Fakat Türkiye’de genel geçer futbol anlayışının bu olduğunu da gözardı edemeyiz. Çünkü başta medya olmak üzere genel futbol kamuoyu doğru futbolun bu olduğunu düşünüyor, biliyor.
Avrupa’daki herhangi bir futbol ekolünde savunmaların bu kadar açık vermesini kimseye anlatamazsınız.
Basketbolda nasıl savunmayı nasıl yaptığınız başarınızın temel ölçüsü oluyorsa futbolda da pozisyon vermemek ana prensiptir.
Bu bilginin merkezinde yetişmiş, yıllarca Barcelona forması giymiş Cocu’nun bu maçtan memnun olduğunu hiç sanmıyorum.
Geçen sezondan farklı bir başka ve en önemli fark da taraftardı hiç kuşkusuz.

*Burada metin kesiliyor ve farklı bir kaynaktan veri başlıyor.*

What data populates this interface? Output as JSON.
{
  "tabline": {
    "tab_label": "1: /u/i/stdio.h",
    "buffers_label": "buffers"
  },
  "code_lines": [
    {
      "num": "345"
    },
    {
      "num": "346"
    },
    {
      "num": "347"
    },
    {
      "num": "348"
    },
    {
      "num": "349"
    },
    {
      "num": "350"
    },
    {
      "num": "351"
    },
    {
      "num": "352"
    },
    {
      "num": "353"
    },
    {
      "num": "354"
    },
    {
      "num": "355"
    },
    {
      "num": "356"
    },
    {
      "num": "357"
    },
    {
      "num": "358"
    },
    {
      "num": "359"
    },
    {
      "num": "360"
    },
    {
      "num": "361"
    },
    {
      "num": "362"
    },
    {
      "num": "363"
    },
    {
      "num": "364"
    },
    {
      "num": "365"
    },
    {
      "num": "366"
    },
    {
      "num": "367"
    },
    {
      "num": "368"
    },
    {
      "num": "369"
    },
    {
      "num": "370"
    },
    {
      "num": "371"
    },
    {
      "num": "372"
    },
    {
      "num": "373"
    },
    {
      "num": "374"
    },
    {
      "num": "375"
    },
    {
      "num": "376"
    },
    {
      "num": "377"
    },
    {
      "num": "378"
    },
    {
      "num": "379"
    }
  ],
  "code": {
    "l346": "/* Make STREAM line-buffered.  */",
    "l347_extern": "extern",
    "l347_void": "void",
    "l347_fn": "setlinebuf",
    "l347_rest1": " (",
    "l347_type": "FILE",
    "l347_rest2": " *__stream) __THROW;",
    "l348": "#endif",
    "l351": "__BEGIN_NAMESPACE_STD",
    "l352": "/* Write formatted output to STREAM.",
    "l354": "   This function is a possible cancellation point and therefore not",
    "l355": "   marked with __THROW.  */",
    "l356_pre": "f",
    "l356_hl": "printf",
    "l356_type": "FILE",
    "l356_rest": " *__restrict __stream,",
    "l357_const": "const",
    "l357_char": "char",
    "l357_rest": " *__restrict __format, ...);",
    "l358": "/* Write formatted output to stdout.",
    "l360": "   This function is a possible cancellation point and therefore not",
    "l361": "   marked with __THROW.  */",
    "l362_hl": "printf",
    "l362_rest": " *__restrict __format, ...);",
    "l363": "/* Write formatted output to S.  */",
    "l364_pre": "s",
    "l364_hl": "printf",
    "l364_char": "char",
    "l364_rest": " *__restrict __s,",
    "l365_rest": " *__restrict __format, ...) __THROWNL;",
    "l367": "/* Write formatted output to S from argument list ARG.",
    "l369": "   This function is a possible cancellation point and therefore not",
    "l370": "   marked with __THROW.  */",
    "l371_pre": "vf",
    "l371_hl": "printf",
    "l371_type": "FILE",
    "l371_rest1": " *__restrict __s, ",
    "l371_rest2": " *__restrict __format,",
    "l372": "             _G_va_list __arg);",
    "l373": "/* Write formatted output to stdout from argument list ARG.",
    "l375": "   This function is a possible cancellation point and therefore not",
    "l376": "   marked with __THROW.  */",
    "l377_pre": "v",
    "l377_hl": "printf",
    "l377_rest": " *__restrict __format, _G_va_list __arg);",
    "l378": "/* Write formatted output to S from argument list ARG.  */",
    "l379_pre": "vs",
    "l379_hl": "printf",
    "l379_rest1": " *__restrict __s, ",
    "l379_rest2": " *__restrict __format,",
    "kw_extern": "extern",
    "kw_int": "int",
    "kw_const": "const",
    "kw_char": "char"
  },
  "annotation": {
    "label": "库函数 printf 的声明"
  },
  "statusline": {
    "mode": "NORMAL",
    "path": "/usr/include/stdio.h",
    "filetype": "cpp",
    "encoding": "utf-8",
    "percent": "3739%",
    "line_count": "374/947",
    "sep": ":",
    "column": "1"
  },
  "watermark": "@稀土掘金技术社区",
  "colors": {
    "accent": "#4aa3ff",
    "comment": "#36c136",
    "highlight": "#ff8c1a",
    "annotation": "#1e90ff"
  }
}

Barış Alıcı gibi gencecik futbolcunun oyununu kolaylaştıran, rakibi baskı altına alan hatta hakemin bile vereceği farklı kararları dengeleyen bu taraftarı Fenerbahçe çok özlemişti.
Geçen seneki takımda Barış dünkü oyununu oynayamazdı.
Kaldı ki son beş dakika kala Dirar’a yapılan ıslık ile yuhalama karışımı tepkiyi anlamak mümkün değildir.
Nedenlerini bilmekle birlikte geçen seneki takımın bu kadar zorlanması ve tuhaf bireysel hatalar sonucu yenilen gol sayısının yüksek oluşunun geri planında taraftarın etkisinin ne kadar güçlü olduğunu dün bir kere daha hatırlamış olduk.
Fenerbahçe dün bir kaç pas ile sürekli rakip kaleye inmeyi düşündü. Kanat organizasyonları topla hareket üzerineydi. Bu nedenle de uzun zamandır ilk defa bir maçı 4 orta ile kapattı.
Orta yapsaydı topu kime atacaktı, sorusu da yerindedir. Yeni transfer İslam Slimani varken bu sayı bu kadar düşük kalmayacaktır.
Son olarak gelelim VAR’a…
Dün eğer bu uygulama olmasaydı maçın muhtemel sonuçlarından biri 2-2 olabilirdi. Yardımcı hakem ofsaytı devam ettirmiş, Halil Umut Meler de bir sonraki pozisyonda penaltıyı vermişti.
Uzun bekleyişten sonra Bursasporluları isyan ettiren doğru karar çıktı.
Geçen sezonlarda Fenerbahçe böyle maçlarda hep puanlar kaybetti durdu.
Neden biliyor musunuz; anlık kararları hakemler duyguları ve şartlı refleksleriyle veriyorlar. VAR ister istemez pozisyonu tekrar izlerken objektif aklı mecbur kılıyor.
Ancak Dünya Kupasında biz VAR ekibinin pozisyonları nasıl izlediklerini de izliyorduk ya da eşzamanlı bir takip vardı. Ülkemizde neden Halil Umut Meler’in mimiklerini seyretmek zorunda olduğumuzu anlamakta zorlandım.